In many cases, I don’t believe transparency about the study’s methodology and their limitations is sufficient. Transparency is a bedrock requirement of solid empirical work. Furthermore, good empirical scholarship notes significant real or potential limitations. Readers of law review articles may unknowingly misuse the reported data because they lack an appreciation of the limitations. There is no peer review filter to remove portions of articles with weak data. Student editors are unlikely to insist upon removal during the editing process.
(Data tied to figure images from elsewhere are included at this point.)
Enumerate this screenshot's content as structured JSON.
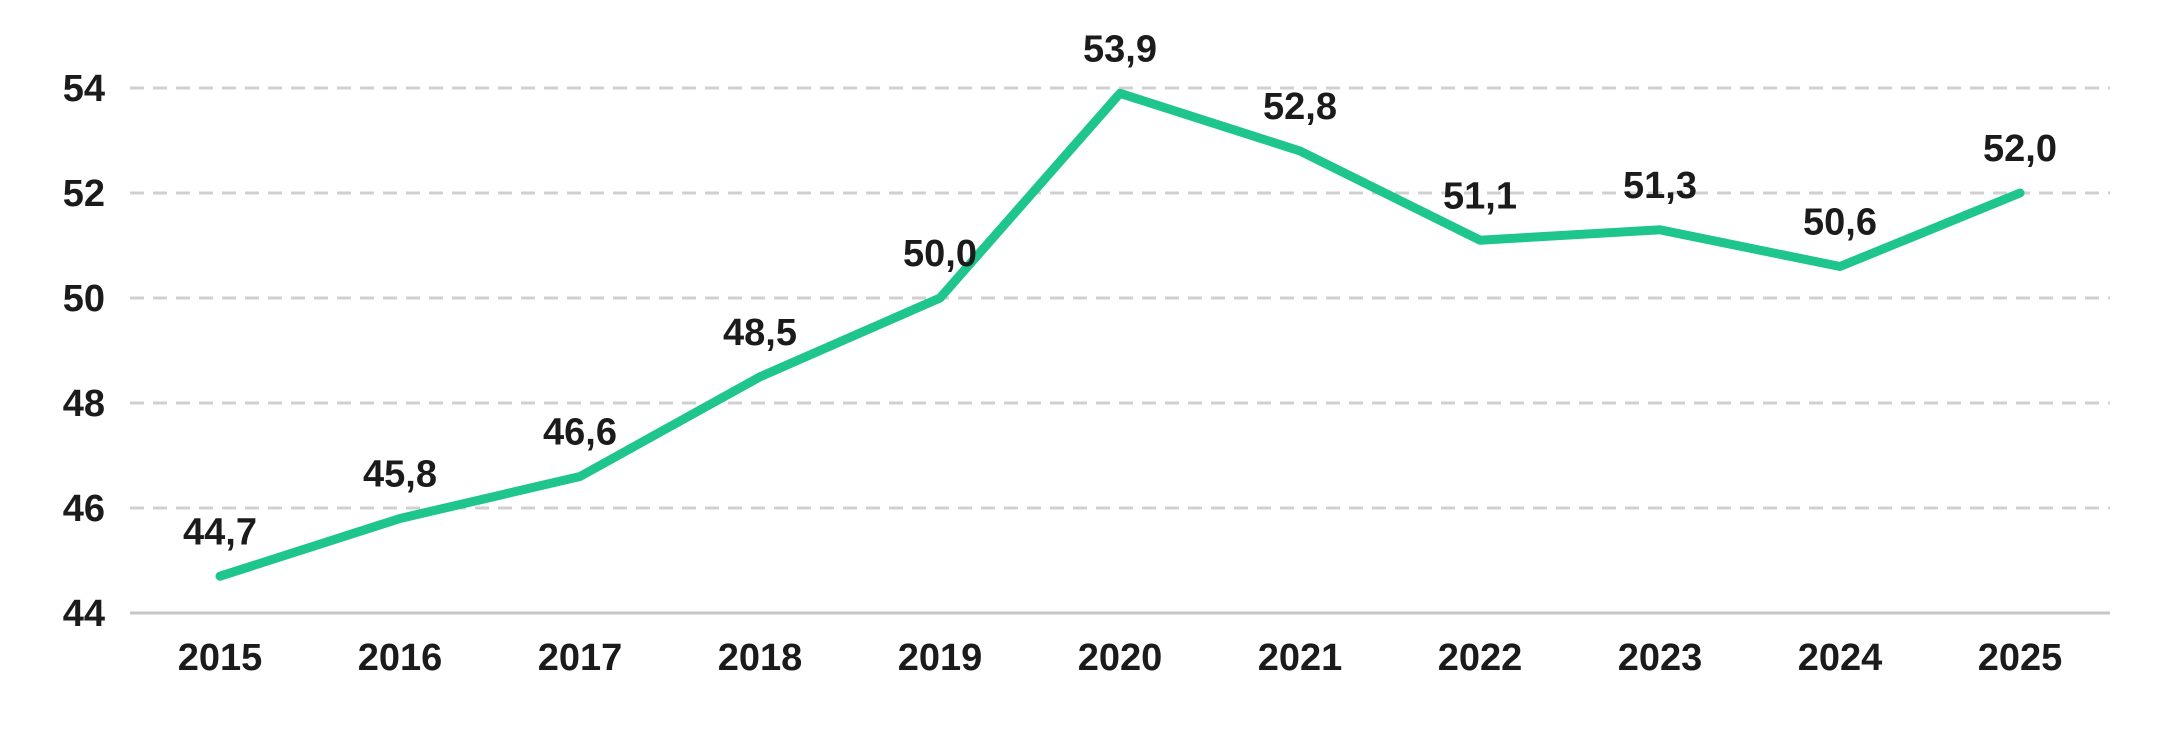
{
  "chart_data": {
    "type": "line",
    "title": "",
    "xlabel": "",
    "ylabel": "",
    "categories": [
      "2015",
      "2016",
      "2017",
      "2018",
      "2019",
      "2020",
      "2021",
      "2022",
      "2023",
      "2024",
      "2025"
    ],
    "values": [
      44.7,
      45.8,
      46.6,
      48.5,
      50.0,
      53.9,
      52.8,
      51.1,
      51.3,
      50.6,
      52.0
    ],
    "value_labels": [
      "44,7",
      "45,8",
      "46,6",
      "48,5",
      "50,0",
      "53,9",
      "52,8",
      "51,1",
      "51,3",
      "50,6",
      "52,0"
    ],
    "y_ticks": [
      44,
      46,
      48,
      50,
      52,
      54
    ],
    "y_tick_labels": [
      "44",
      "46",
      "48",
      "50",
      "52",
      "54"
    ],
    "ylim": [
      44,
      54
    ],
    "grid": "horizontal-dashed",
    "legend": "none",
    "colors": {
      "line": "#1EC58C",
      "gridline": "#D0D0D0",
      "axis_line": "#C6C6C6",
      "text": "#1B1B1B"
    }
  }
}
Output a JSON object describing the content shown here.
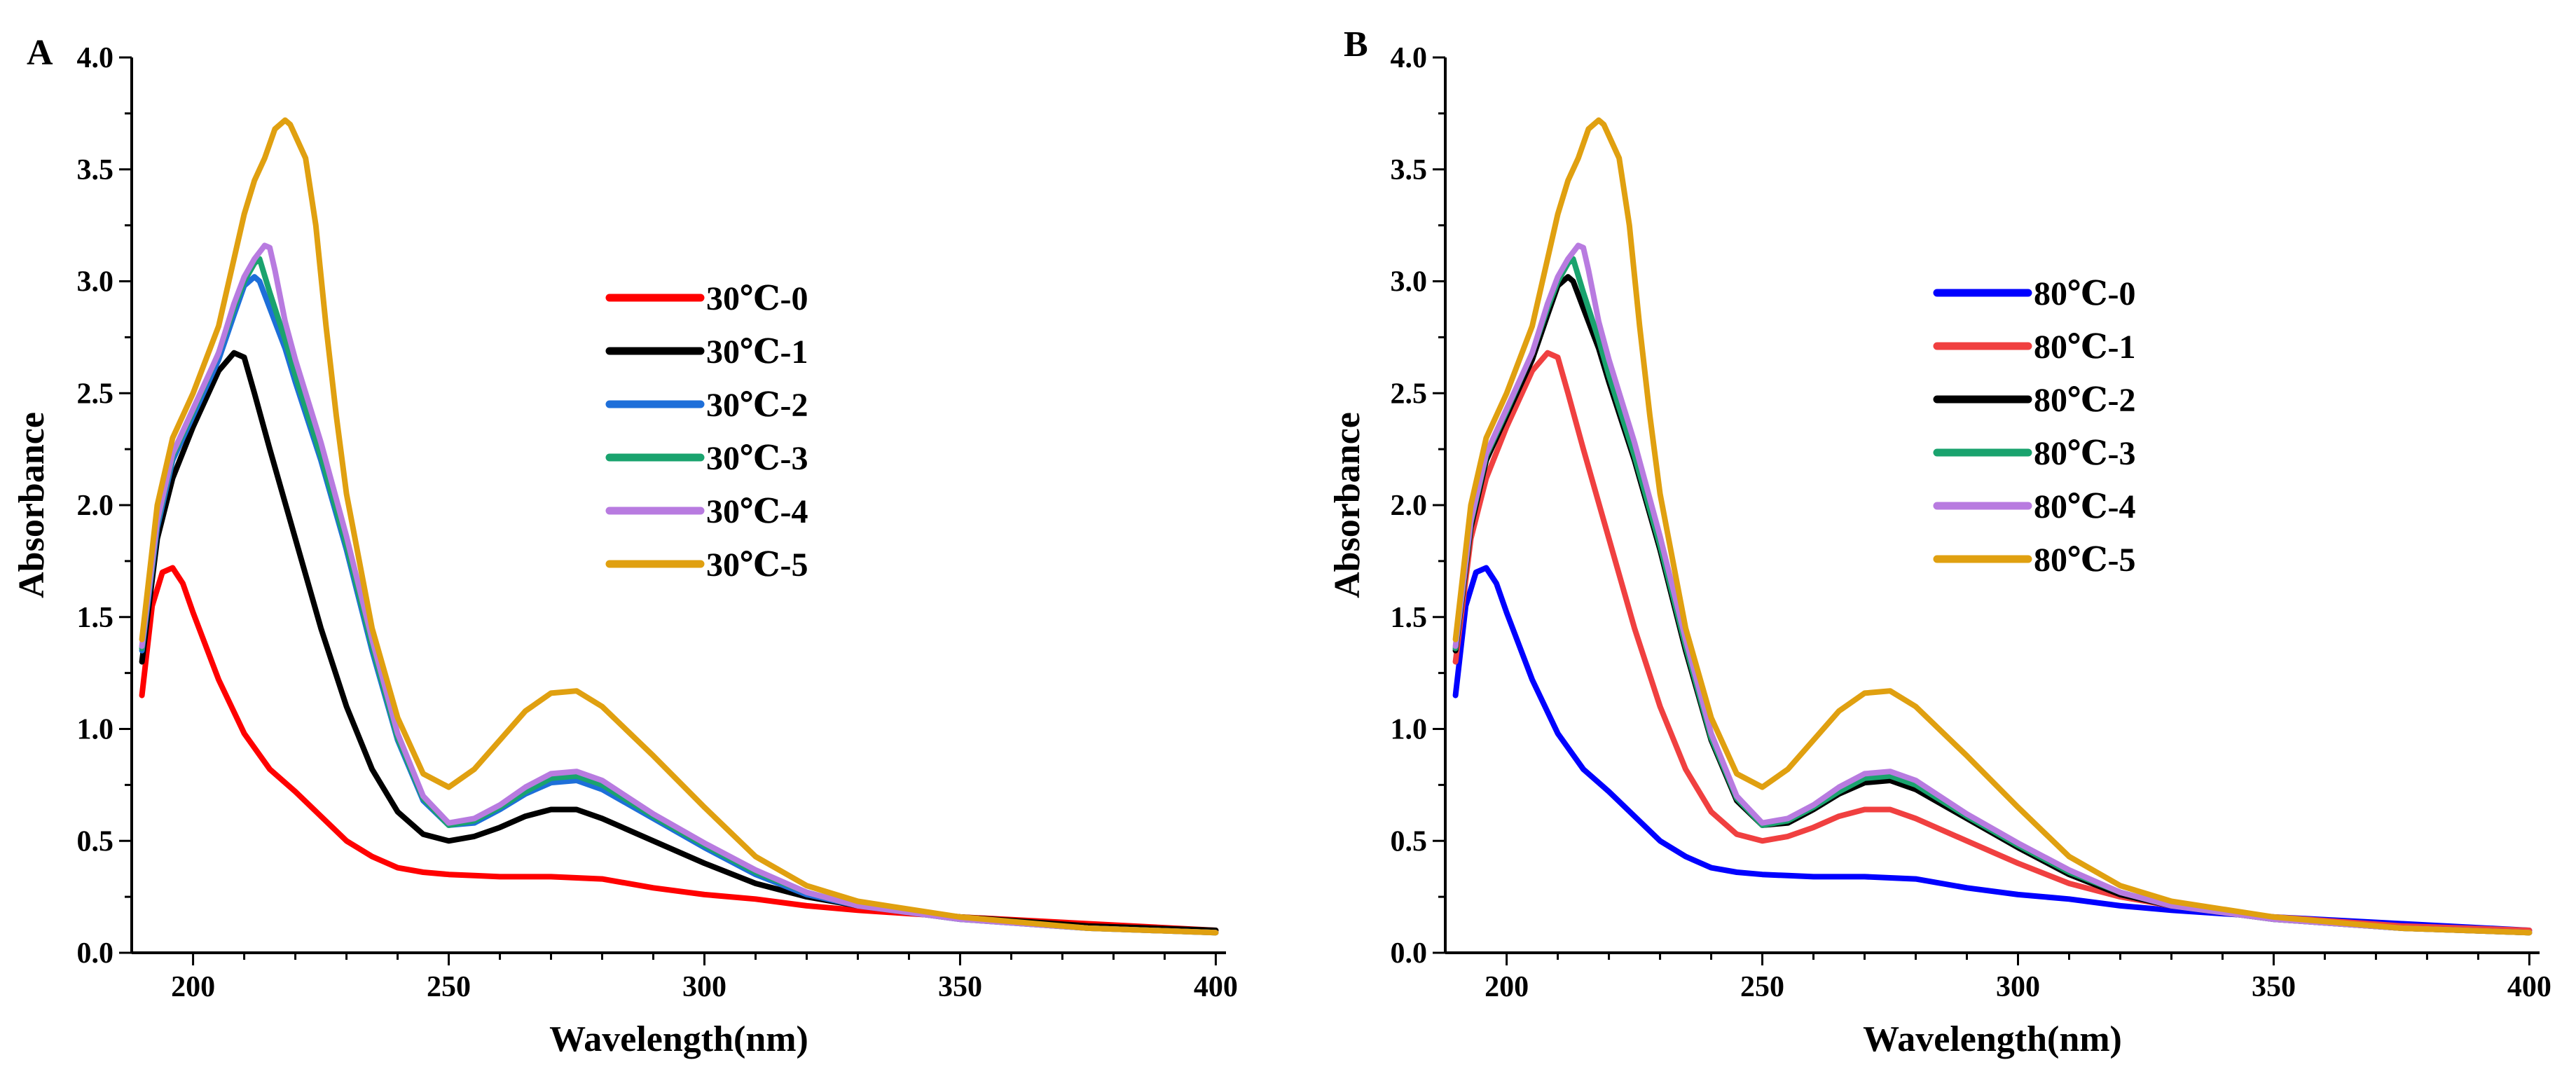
{
  "chart_data": [
    {
      "type": "line",
      "panel_label": "A",
      "title": "",
      "xlabel": "Wavelength(nm)",
      "ylabel": "Absorbance",
      "xlim": [
        188,
        402
      ],
      "ylim": [
        0,
        4.0
      ],
      "xticks": [
        200,
        250,
        300,
        350,
        400
      ],
      "yticks": [
        "0.0",
        "0.5",
        "1.0",
        "1.5",
        "2.0",
        "2.5",
        "3.0",
        "3.5",
        "4.0"
      ],
      "legend_position": "upper-middle",
      "series": [
        {
          "name": "30℃-0",
          "color": "#ff0000",
          "x": [
            190,
            192,
            194,
            196,
            198,
            200,
            205,
            210,
            215,
            220,
            225,
            230,
            235,
            240,
            245,
            250,
            255,
            260,
            270,
            280,
            290,
            300,
            310,
            320,
            330,
            350,
            375,
            400
          ],
          "y": [
            1.15,
            1.55,
            1.7,
            1.72,
            1.65,
            1.52,
            1.22,
            0.98,
            0.82,
            0.72,
            0.61,
            0.5,
            0.43,
            0.38,
            0.36,
            0.35,
            0.345,
            0.34,
            0.34,
            0.33,
            0.29,
            0.26,
            0.24,
            0.21,
            0.19,
            0.16,
            0.13,
            0.1
          ]
        },
        {
          "name": "30℃-1",
          "color": "#000000",
          "x": [
            190,
            193,
            196,
            200,
            205,
            208,
            210,
            212,
            215,
            220,
            225,
            230,
            235,
            240,
            245,
            250,
            255,
            260,
            265,
            270,
            275,
            280,
            290,
            300,
            310,
            320,
            330,
            350,
            375,
            400
          ],
          "y": [
            1.3,
            1.85,
            2.12,
            2.35,
            2.6,
            2.68,
            2.66,
            2.5,
            2.25,
            1.85,
            1.45,
            1.1,
            0.82,
            0.63,
            0.53,
            0.5,
            0.52,
            0.56,
            0.61,
            0.64,
            0.64,
            0.6,
            0.5,
            0.4,
            0.31,
            0.25,
            0.21,
            0.16,
            0.12,
            0.1
          ]
        },
        {
          "name": "30℃-2",
          "color": "#1e6fd9",
          "x": [
            190,
            193,
            196,
            200,
            205,
            208,
            210,
            212,
            213,
            215,
            218,
            220,
            225,
            230,
            235,
            240,
            245,
            250,
            255,
            260,
            265,
            270,
            275,
            280,
            290,
            300,
            310,
            320,
            330,
            350,
            375,
            400
          ],
          "y": [
            1.35,
            1.9,
            2.2,
            2.4,
            2.65,
            2.85,
            2.98,
            3.02,
            3.0,
            2.88,
            2.7,
            2.55,
            2.2,
            1.8,
            1.35,
            0.95,
            0.68,
            0.57,
            0.58,
            0.64,
            0.71,
            0.76,
            0.77,
            0.73,
            0.6,
            0.47,
            0.35,
            0.26,
            0.21,
            0.15,
            0.11,
            0.09
          ]
        },
        {
          "name": "30℃-3",
          "color": "#1aa36e",
          "x": [
            190,
            193,
            196,
            200,
            205,
            208,
            210,
            212,
            213,
            215,
            218,
            220,
            225,
            230,
            235,
            240,
            245,
            250,
            255,
            260,
            265,
            270,
            275,
            280,
            290,
            300,
            310,
            320,
            330,
            350,
            375,
            400
          ],
          "y": [
            1.36,
            1.92,
            2.22,
            2.42,
            2.68,
            2.88,
            3.0,
            3.08,
            3.1,
            2.95,
            2.74,
            2.58,
            2.22,
            1.82,
            1.37,
            0.96,
            0.69,
            0.57,
            0.59,
            0.65,
            0.72,
            0.78,
            0.79,
            0.75,
            0.61,
            0.48,
            0.36,
            0.27,
            0.21,
            0.15,
            0.11,
            0.09
          ]
        },
        {
          "name": "30℃-4",
          "color": "#b87be0",
          "x": [
            190,
            193,
            196,
            200,
            205,
            208,
            210,
            212,
            214,
            215,
            216,
            218,
            220,
            225,
            230,
            235,
            240,
            245,
            250,
            255,
            260,
            265,
            270,
            275,
            280,
            290,
            300,
            310,
            320,
            330,
            350,
            375,
            400
          ],
          "y": [
            1.37,
            1.93,
            2.23,
            2.43,
            2.68,
            2.9,
            3.02,
            3.1,
            3.16,
            3.15,
            3.05,
            2.82,
            2.65,
            2.28,
            1.86,
            1.4,
            0.98,
            0.7,
            0.58,
            0.6,
            0.66,
            0.74,
            0.8,
            0.81,
            0.77,
            0.62,
            0.49,
            0.37,
            0.27,
            0.21,
            0.15,
            0.11,
            0.09
          ]
        },
        {
          "name": "30℃-5",
          "color": "#e0a010",
          "x": [
            190,
            193,
            196,
            200,
            205,
            208,
            210,
            212,
            214,
            216,
            218,
            219,
            220,
            222,
            224,
            226,
            228,
            230,
            235,
            240,
            245,
            250,
            255,
            260,
            265,
            270,
            275,
            280,
            290,
            300,
            310,
            320,
            330,
            350,
            375,
            400
          ],
          "y": [
            1.4,
            2.0,
            2.3,
            2.5,
            2.8,
            3.1,
            3.3,
            3.45,
            3.55,
            3.68,
            3.72,
            3.7,
            3.65,
            3.55,
            3.25,
            2.8,
            2.4,
            2.05,
            1.45,
            1.05,
            0.8,
            0.74,
            0.82,
            0.95,
            1.08,
            1.16,
            1.17,
            1.1,
            0.88,
            0.65,
            0.43,
            0.3,
            0.23,
            0.16,
            0.11,
            0.09
          ]
        }
      ]
    },
    {
      "type": "line",
      "panel_label": "B",
      "title": "",
      "xlabel": "Wavelength(nm)",
      "ylabel": "Absorbance",
      "xlim": [
        188,
        402
      ],
      "ylim": [
        0,
        4.0
      ],
      "xticks": [
        200,
        250,
        300,
        350,
        400
      ],
      "yticks": [
        "0.0",
        "0.5",
        "1.0",
        "1.5",
        "2.0",
        "2.5",
        "3.0",
        "3.5",
        "4.0"
      ],
      "legend_position": "upper-middle",
      "series": [
        {
          "name": "80℃-0",
          "color": "#0000ff",
          "x": [
            190,
            192,
            194,
            196,
            198,
            200,
            205,
            210,
            215,
            220,
            225,
            230,
            235,
            240,
            245,
            250,
            255,
            260,
            270,
            280,
            290,
            300,
            310,
            320,
            330,
            350,
            375,
            400
          ],
          "y": [
            1.15,
            1.55,
            1.7,
            1.72,
            1.65,
            1.52,
            1.22,
            0.98,
            0.82,
            0.72,
            0.61,
            0.5,
            0.43,
            0.38,
            0.36,
            0.35,
            0.345,
            0.34,
            0.34,
            0.33,
            0.29,
            0.26,
            0.24,
            0.21,
            0.19,
            0.16,
            0.13,
            0.1
          ]
        },
        {
          "name": "80℃-1",
          "color": "#f04040",
          "x": [
            190,
            193,
            196,
            200,
            205,
            208,
            210,
            212,
            215,
            220,
            225,
            230,
            235,
            240,
            245,
            250,
            255,
            260,
            265,
            270,
            275,
            280,
            290,
            300,
            310,
            320,
            330,
            350,
            375,
            400
          ],
          "y": [
            1.3,
            1.85,
            2.12,
            2.35,
            2.6,
            2.68,
            2.66,
            2.5,
            2.25,
            1.85,
            1.45,
            1.1,
            0.82,
            0.63,
            0.53,
            0.5,
            0.52,
            0.56,
            0.61,
            0.64,
            0.64,
            0.6,
            0.5,
            0.4,
            0.31,
            0.25,
            0.21,
            0.16,
            0.12,
            0.1
          ]
        },
        {
          "name": "80℃-2",
          "color": "#000000",
          "x": [
            190,
            193,
            196,
            200,
            205,
            208,
            210,
            212,
            213,
            215,
            218,
            220,
            225,
            230,
            235,
            240,
            245,
            250,
            255,
            260,
            265,
            270,
            275,
            280,
            290,
            300,
            310,
            320,
            330,
            350,
            375,
            400
          ],
          "y": [
            1.35,
            1.9,
            2.2,
            2.4,
            2.65,
            2.85,
            2.98,
            3.02,
            3.0,
            2.88,
            2.7,
            2.55,
            2.2,
            1.8,
            1.35,
            0.95,
            0.68,
            0.57,
            0.58,
            0.64,
            0.71,
            0.76,
            0.77,
            0.73,
            0.6,
            0.47,
            0.35,
            0.26,
            0.21,
            0.15,
            0.11,
            0.09
          ]
        },
        {
          "name": "80℃-3",
          "color": "#1aa36e",
          "x": [
            190,
            193,
            196,
            200,
            205,
            208,
            210,
            212,
            213,
            215,
            218,
            220,
            225,
            230,
            235,
            240,
            245,
            250,
            255,
            260,
            265,
            270,
            275,
            280,
            290,
            300,
            310,
            320,
            330,
            350,
            375,
            400
          ],
          "y": [
            1.36,
            1.92,
            2.22,
            2.42,
            2.68,
            2.88,
            3.0,
            3.08,
            3.1,
            2.95,
            2.74,
            2.58,
            2.22,
            1.82,
            1.37,
            0.96,
            0.69,
            0.57,
            0.59,
            0.65,
            0.72,
            0.78,
            0.79,
            0.75,
            0.61,
            0.48,
            0.36,
            0.27,
            0.21,
            0.15,
            0.11,
            0.09
          ]
        },
        {
          "name": "80℃-4",
          "color": "#b87be0",
          "x": [
            190,
            193,
            196,
            200,
            205,
            208,
            210,
            212,
            214,
            215,
            216,
            218,
            220,
            225,
            230,
            235,
            240,
            245,
            250,
            255,
            260,
            265,
            270,
            275,
            280,
            290,
            300,
            310,
            320,
            330,
            350,
            375,
            400
          ],
          "y": [
            1.37,
            1.93,
            2.23,
            2.43,
            2.68,
            2.9,
            3.02,
            3.1,
            3.16,
            3.15,
            3.05,
            2.82,
            2.65,
            2.28,
            1.86,
            1.4,
            0.98,
            0.7,
            0.58,
            0.6,
            0.66,
            0.74,
            0.8,
            0.81,
            0.77,
            0.62,
            0.49,
            0.37,
            0.27,
            0.21,
            0.15,
            0.11,
            0.09
          ]
        },
        {
          "name": "80℃-5",
          "color": "#e0a010",
          "x": [
            190,
            193,
            196,
            200,
            205,
            208,
            210,
            212,
            214,
            216,
            218,
            219,
            220,
            222,
            224,
            226,
            228,
            230,
            235,
            240,
            245,
            250,
            255,
            260,
            265,
            270,
            275,
            280,
            290,
            300,
            310,
            320,
            330,
            350,
            375,
            400
          ],
          "y": [
            1.4,
            2.0,
            2.3,
            2.5,
            2.8,
            3.1,
            3.3,
            3.45,
            3.55,
            3.68,
            3.72,
            3.7,
            3.65,
            3.55,
            3.25,
            2.8,
            2.4,
            2.05,
            1.45,
            1.05,
            0.8,
            0.74,
            0.82,
            0.95,
            1.08,
            1.16,
            1.17,
            1.1,
            0.88,
            0.65,
            0.43,
            0.3,
            0.23,
            0.16,
            0.11,
            0.09
          ]
        }
      ]
    }
  ]
}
So where do I come out? Based upon the non-peer reviewed law review system we have now, my current thinking is that sometimes a researcher should report weak data, and sometimes she shouldn’t. One guidepost to be used is peer review. While not every legal scholar is familiar with the criteria for peer review, a researcher should attempt to evaluate whether the data would be published through a peer review process. When in doubt, consult more experienced colleagues. To me, when the data in question supports a personal, normative view of the scholar, the scholar should be cautious in reporting it because the scholar can be vulnerable to undercounting the data’s weaknesses.
The nature and timing of the issue being studied matters too. The scholar should err on the side of caution if she knows of amicus briefs in a pending case that would likely cite to the data. Even putting aside the potential for normative biases, scholars often want to include all of the data they have spent time gathering. Because they want credit for their hard work, they may be less willing to delete weak data than someone like a peer review referee who is unaffiliated with the project. (Of course, empirical legal scholars should also consider submitting to peer-reviewed journals, either as a substitute for student-edited law reviews or as a companion to a paper published in a student-edited law review.)
Another guidepost is to consider if the weak data is the best data that the researcher can reasonably obtain and analyze under the available resources and constraints. When it is the best available data, this factor weighs toward reporting. Furthermore, if the weaker data is consistent with other, more solid data, and the researcher intends to later supplement the findings, perhaps reporting is appropriate. Sometimes reporting weak or preliminary data can spur further, more solid research. This may outweigh concerns about potential misunderstandings of the data. And sometimes weak data is just one data point among many. Then, the risk that the data will be misused is smaller.
To reduce the possibility of misuse or misunderstanding, a heightened disclosure requirement is prudent. If a decision is made to include the weak data, a very explicit warning for the reader should be included. Scholars need to think more carefully about how to disclose uncertainty about the relevance of weak data.